The North is a manufacturing town with its inhabitants in the cotton district. The South is chiefly represented by an amiable ex-clergyman and his family. The circumstance which induces Mr. Hale, with his wife and daughter Margaret, to quit the South and his living in the New Forest, is a doubt relating to the Church. He goes to Milton-Northern to add to his small income by teaching the classics to youthful manufacturers. The North is characteristically represented by Mr. Thornton, a manufacturer of respectable family, but who has had to work his way through difficulties and poverty in consequence of his father's extravagance and reckless speculations. A sort of family acquaintance springs up in consequence. Although somewhat mortified at the reserve and indifference of Margaret, Thornton ends by falling in love, with a depth and intensity of feeling belonging to his character…
Elizabeth Gaskell was born in the year 1811 and was brought up by her aunts residing at Knutsford, Cheshire. In 1832 she married the William Gaskell, minister of the Unitarian Chapel, Cross Street, Manchester. Her first novel was Mary Barton, a picture of Manchester life among the working classes, which appeared anonymously in 1848. The Moorland Cottage, a simple little Christmas book, followed in 1850. Two years later appeared the novel Ruth. Elizabeth Gaskell published some sketches of life in a small country town, which were contributed to Household Words under the title of Cranford. In 1855, the novel North and South appeared, in which she returns to the manufacturing districts of Yorkshire. In 1857 she published a life of Charlotte Brontë. Elizabeth Gaskell's death in 1865 was most sudden. She expired instantaneously, while conversing with her daughters, on her return from church. The novel Wives and Daughters was left incomplete by her sudden decease.
The Spectator, March 1855 — Elizabeth Gaskell displays that intellectual quality understood by the word power. She has power in conception, power in depiction, power in expression.

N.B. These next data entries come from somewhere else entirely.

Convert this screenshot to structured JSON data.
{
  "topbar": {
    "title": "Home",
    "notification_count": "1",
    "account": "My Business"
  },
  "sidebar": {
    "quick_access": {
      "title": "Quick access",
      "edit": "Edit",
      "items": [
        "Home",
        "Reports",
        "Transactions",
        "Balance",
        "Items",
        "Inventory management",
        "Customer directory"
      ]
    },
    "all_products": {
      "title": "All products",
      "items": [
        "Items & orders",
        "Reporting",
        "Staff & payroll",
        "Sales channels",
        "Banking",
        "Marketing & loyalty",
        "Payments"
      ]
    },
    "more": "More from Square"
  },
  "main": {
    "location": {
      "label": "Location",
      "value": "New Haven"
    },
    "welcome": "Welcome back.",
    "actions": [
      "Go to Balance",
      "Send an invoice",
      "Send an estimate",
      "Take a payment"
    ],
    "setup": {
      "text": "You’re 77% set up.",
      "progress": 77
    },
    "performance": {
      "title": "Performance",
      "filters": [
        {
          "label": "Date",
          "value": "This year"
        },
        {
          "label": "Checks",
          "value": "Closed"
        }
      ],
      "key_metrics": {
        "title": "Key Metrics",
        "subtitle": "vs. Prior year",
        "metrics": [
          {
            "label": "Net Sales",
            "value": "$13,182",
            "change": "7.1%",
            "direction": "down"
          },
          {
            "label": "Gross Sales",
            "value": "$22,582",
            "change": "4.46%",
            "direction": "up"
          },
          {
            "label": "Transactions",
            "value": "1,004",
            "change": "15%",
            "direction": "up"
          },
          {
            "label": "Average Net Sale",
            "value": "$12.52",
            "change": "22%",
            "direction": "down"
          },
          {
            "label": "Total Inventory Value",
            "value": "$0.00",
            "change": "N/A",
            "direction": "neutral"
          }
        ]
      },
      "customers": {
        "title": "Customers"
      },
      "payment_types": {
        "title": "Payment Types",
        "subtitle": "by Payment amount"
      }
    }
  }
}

Athenaeum, 1855 — We imagine that this year will produce few better tales than North and South,—which its author has gathered from the columns of a weekly contemporary, retouched and extended. Elizabeth Gaskell possesses some of an artist's best qualities. She will be attended to, having never as yet written without engaging the reader's interest, whether he agrees with or dissents from her philosophies. Her dialogue is natural,—her eye for character is keen. She enjoys humour, obviously,—she calls out pathos skilfully.
The Eclectic Magazine, December 1855 — North and South is extremely clever as a story; and, without taking any secondary qualification to build its merits upon, it is perhaps better and livelier than any of Elizabeth Gaskell’s previous works. North and South has, of necessity, some good sketches of the “hands” and their homes, but it is Mr. Thornton’s fierce and rugged course of true love to which the author is most anxious to direct our attention.
Harper & Brothers, 1855 — Equally remarkable with Mary Barton for its keen perception of character and motives, its fine touches of humanity, its comprehensive and genial sympathies, and the combined terseness and grace of its style. The incidents are drawn from the common social life of England, and are described with such exquisite naturalness as to produce an ineffaceable impression of reality.